Ceci est très étonnant, nous ne parlons pas ici d’une faute grave, il n’y a même pas d’interdit du strict point de vue juridique ! Tossfot explique : c’est sur ce point précis qu’il ne fait plus partie de « ton peuple », on prononce la malédiction par rapport à cette transaction annulée alors que le vendeur a déjà encaissé l’argent et attend de livrer la marchandise. Il y a un espace pour la malédiction par rapport à cet acte, mais pas sur la personne elle-même.

Une question se pose : la malédiction mi shépara’ ne contient pas le nom de D. ni l’un de ses attributs, pourquoi donc se pose-t-on la question par rapport au verset « un prince dans ton peuple tu ne maudiras pas » ? Est-ce à dire que même sans le nom de D. il y aurait un interdit de la Torah ?
Le Meiri répond que la formulation : « Celui qui a puni… » est l’équivalent d’un attribut divin, c’est bien de D. qu’il est question dans cette malédiction.
En tout état de cause, nous voyons qu’il est a priori autorisé de maudire quelqu’un sans mentionner le nom de D., mais même avec un attribut divin, lorsque cette malédiction porte sur un acte négatif bien défini.
Une discussion entre le Rosh et le Rambam va peut-être nous permettre d’éclaircir le sujet. D’après le Rosh, dans la formule mi shépara’, on maudit directement la personne en s’adressant à elle de manière explicite : « Celui qui a puni la génération du Déluge et celle de la Tour de Babel te punira… » Tandis que le Rambam s’en tient à la formulation de la Mishna : « Celui qui a puni la génération du Déluge et celle de la Tour de Babel punira celui qui ne tient pas sa parole. » La personne concernée doit comprendre qu’elle entre dans cette catégorie, mais elle n’est pas visée expressément.

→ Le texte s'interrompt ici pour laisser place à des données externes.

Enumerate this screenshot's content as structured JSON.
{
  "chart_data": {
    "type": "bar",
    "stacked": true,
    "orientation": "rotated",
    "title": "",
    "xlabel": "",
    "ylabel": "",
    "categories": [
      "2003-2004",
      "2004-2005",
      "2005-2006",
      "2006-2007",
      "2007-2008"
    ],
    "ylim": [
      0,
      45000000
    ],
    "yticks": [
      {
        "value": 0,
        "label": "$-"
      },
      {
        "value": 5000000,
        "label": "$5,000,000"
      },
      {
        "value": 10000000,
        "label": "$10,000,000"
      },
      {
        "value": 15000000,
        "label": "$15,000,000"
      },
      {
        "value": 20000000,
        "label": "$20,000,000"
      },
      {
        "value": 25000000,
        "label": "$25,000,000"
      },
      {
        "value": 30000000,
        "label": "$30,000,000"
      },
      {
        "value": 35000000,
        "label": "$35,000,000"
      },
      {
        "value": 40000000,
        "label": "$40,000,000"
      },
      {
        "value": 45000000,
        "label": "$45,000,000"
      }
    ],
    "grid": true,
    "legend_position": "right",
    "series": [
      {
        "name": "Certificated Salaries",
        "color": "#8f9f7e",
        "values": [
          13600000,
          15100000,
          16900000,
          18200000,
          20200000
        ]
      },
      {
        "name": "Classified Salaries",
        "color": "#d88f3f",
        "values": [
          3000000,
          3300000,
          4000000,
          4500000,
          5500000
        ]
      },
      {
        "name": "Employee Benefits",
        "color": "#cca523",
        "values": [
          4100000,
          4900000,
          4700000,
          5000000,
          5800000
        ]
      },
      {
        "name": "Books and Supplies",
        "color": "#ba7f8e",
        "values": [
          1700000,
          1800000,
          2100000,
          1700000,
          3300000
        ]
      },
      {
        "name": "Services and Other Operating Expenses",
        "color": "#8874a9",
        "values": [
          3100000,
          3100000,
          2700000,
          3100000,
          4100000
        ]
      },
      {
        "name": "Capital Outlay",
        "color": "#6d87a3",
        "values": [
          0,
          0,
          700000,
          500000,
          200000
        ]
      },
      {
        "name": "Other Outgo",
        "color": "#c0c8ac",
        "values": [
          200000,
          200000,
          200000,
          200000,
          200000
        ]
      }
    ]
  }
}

Non seulement la formule de malédiction est restreinte à un acte précis, mais elle ne s’adresse pas directement à la personne. Cela ressemble suffisamment à une malédiction pour que l’on s’interroge sur l’interdit « un prince dans ton peuple tu ne maudiras pas », mais l’individu visé n’est pas mis en cause en tant que personne.